Now, regarding colorimeters and displays, it seems worth mentioning again (in
this thread anyway) that your monitor has
many sophisticated components. It is
much more than just an array of LEDs providing a light source—although the light source will affect things like gamut, color temperature, and brightness. There is also a lot of digital and analog circuitry driving and regulating that component in the front with the red, green, and blue filters—the part that actually produces an image and regulates the color result that we view. I'm, of course, talking about the pixels which consist of tiny red, green, and blue
sub-pixels (or subpixels) which have their individual brightness controlled by analog variations in
voltage gain.
For those that haven't read the brief white paper linked above, here's a brief summary regarding colorimeters and accuracy. Your display has a light source with specific spectral characteristics + RGB filters with their own spectral characteristics (in better monitors designed to balance some of the backlight spectral inconsistencies or spikes), and your colorimeter also has RGB filters with their own spectral characteristics. When using a colorimeter, a 3x3 correction matrix is typically applied to more accurately calculate RGB values for those variables to improve accuracy. In some cases, it's a generic correction like "LCD PFS Phosphor WLED family" which you can see in a previously posted photo showing DisplayCAL software. Various software and hardware
may offer some other generic settings or recommendations.
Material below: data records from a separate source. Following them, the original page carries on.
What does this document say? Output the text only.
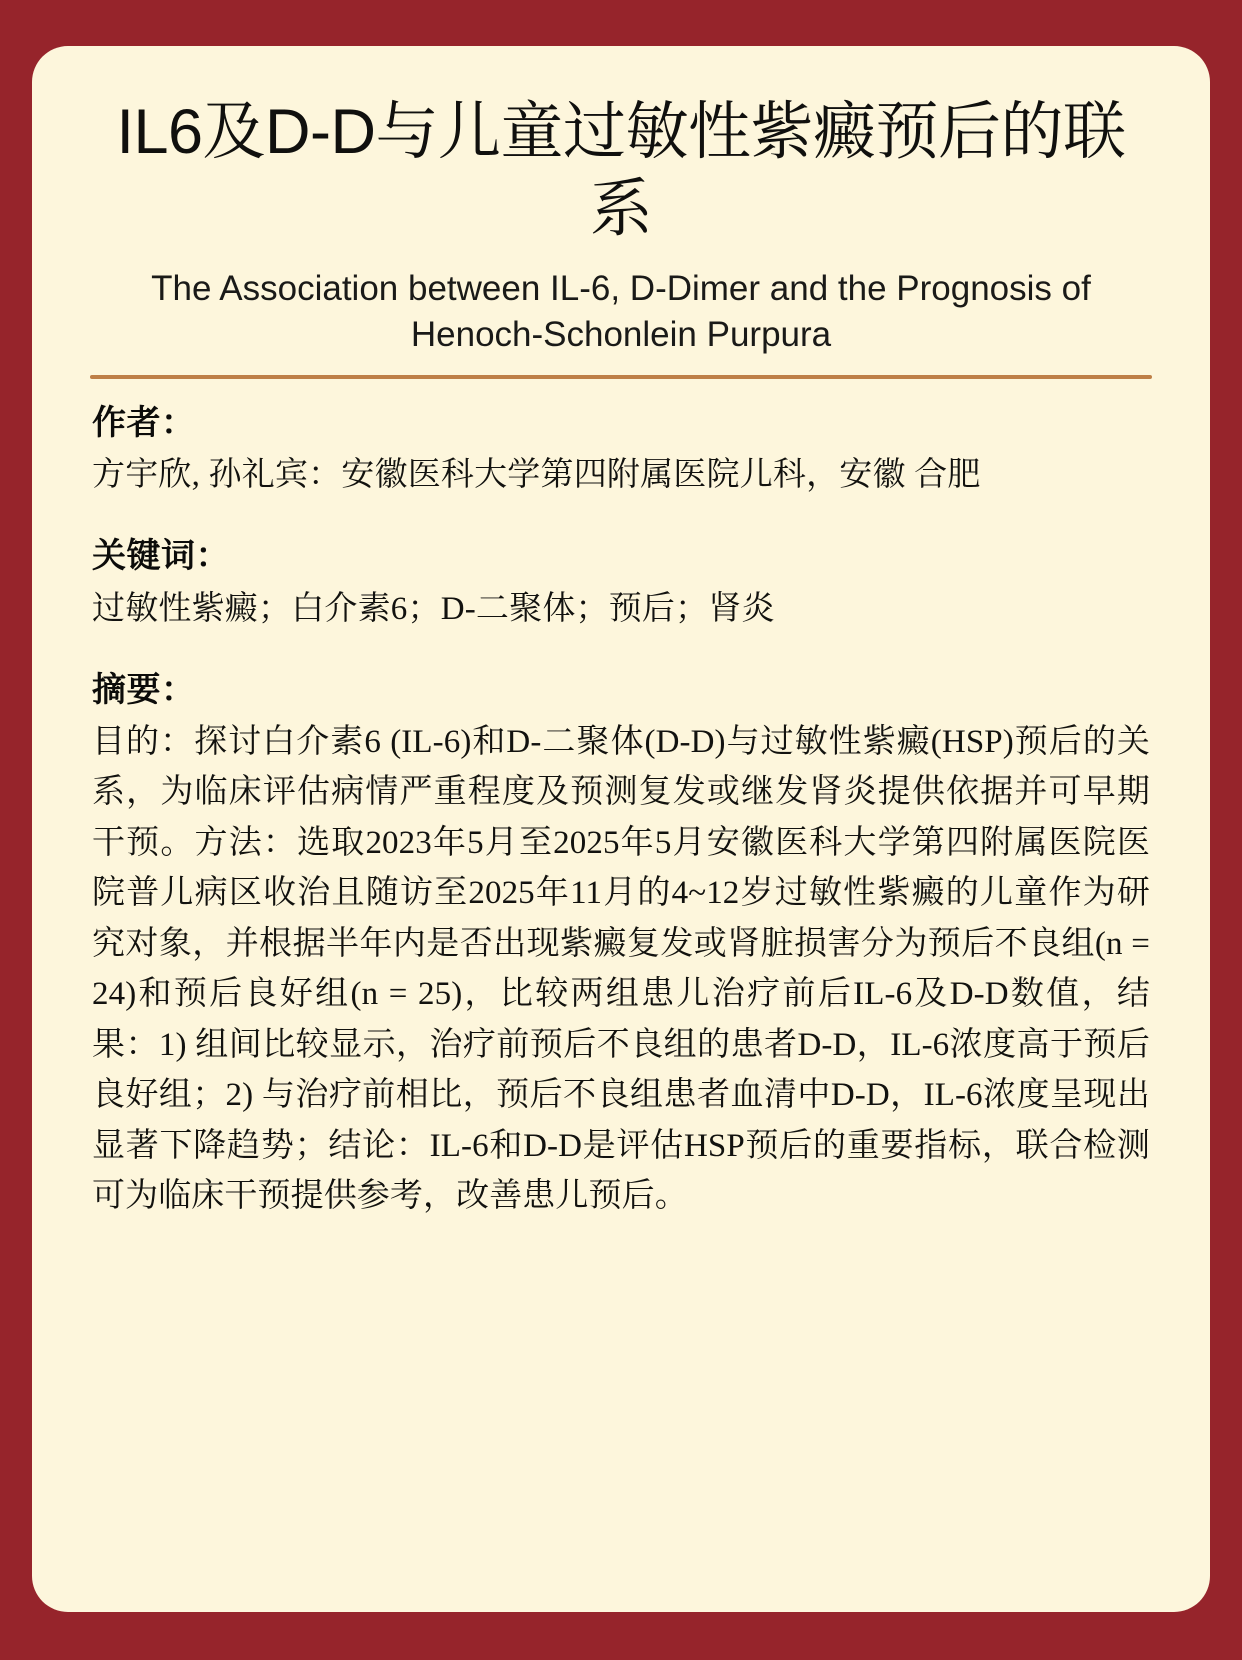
IL6及D-D与儿童过敏性紫癜预后的联系
The Association between IL-6, D-Dimer and the Prognosis of Henoch-Schonlein Purpura
作者：
方宇欣, 孙礼宾：安徽医科大学第四附属医院儿科，安徽 合肥
关键词：
过敏性紫癜；白介素6；D-二聚体；预后；肾炎
摘要：
目的：探讨白介素6 (IL-6)和D-二聚体(D-D)与过敏性紫癜(HSP)预后的关系，为临床评估病情严重程度及预测复发或继发肾炎提供依据并可早期干预。方法：选取2023年5月至2025年5月安徽医科大学第四附属医院医院普儿病区收治且随访至2025年11月的4~12岁过敏性紫癜的儿童作为研究对象，并根据半年内是否出现紫癜复发或肾脏损害分为预后不良组(n = 24)和预后良好组(n = 25)，比较两组患儿治疗前后IL-6及D-D数值，结果：1) 组间比较显示，治疗前预后不良组的患者D-D，IL-6浓度高于预后良好组；2) 与治疗前相比，预后不良组患者血清中D-D，IL-6浓度呈现出显著下降趋势；结论：IL-6和D-D是评估HSP预后的重要指标，联合检测可为临床干预提供参考，改善患儿预后。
An even more accurate method is to use a custom correction matrix for a specific display and specific colorimeter. This can be fairly easily accomplished by using another measuring instrument, like an i1Pro or other spectrophotometer, as a reference to measure the display's white point for the backlight and RGB primary patches from the LCD panel. With this information and data from the colorimeter, software with a correction matrix function can calculate the correction values. Commercial software like BabelColor
PatchTool can do this. PatchTool
has several capabilites and costs $125. The math is pretty straightforward and custom made measuring software, like PRAD.de uses for their monitor tests, or open source software also offer correction matrix capabilities. The i1Display Pro colorimeter makes this even easier as it stores its own RGB spectral values which can be accessed and the sealed dichroic filters have incredible stability.
While either a close generic or better still a specific custom correction matrix will
improve accuracy, a colorimeter is never going to just spit out random values. If the color filters are a reasonably close match to the gamut and general type of monitor, you can get a variable but still reasonably accurate measurement. The correction matrices are tightening the accuracy, but even if they are not customized for the display and colorimeter you still have
some "degree of accuracy"—it's just a question as to what degree.
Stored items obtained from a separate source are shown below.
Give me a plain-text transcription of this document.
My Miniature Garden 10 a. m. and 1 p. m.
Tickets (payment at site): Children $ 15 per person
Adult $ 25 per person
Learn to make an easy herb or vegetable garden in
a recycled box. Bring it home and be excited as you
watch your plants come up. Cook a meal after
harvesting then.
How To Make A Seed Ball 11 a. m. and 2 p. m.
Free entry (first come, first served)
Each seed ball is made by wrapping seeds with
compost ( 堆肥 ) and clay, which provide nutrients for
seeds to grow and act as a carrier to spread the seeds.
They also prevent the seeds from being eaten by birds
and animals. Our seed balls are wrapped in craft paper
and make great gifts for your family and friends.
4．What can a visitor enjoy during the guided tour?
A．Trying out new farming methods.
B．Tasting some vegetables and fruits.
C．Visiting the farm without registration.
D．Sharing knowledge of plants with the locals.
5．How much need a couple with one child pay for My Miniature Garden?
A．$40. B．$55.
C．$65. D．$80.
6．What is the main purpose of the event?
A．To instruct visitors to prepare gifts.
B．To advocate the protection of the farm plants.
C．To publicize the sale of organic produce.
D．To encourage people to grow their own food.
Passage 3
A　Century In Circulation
Some calibration software solutions have a similar function built-in for correlating a colorimeter to one of a variety of reference sensors, such as
basICColor display 6 Pro or
Eizo ColorNavigator 7. Here's a
video demonstrating the process. I've set the link to start 7 minutes into the YouTube video to skip to the relevant portion. This is useful for maintaining and evaluating colorimeter accuracy and providing a standard for consistency across multiple devices and monitors.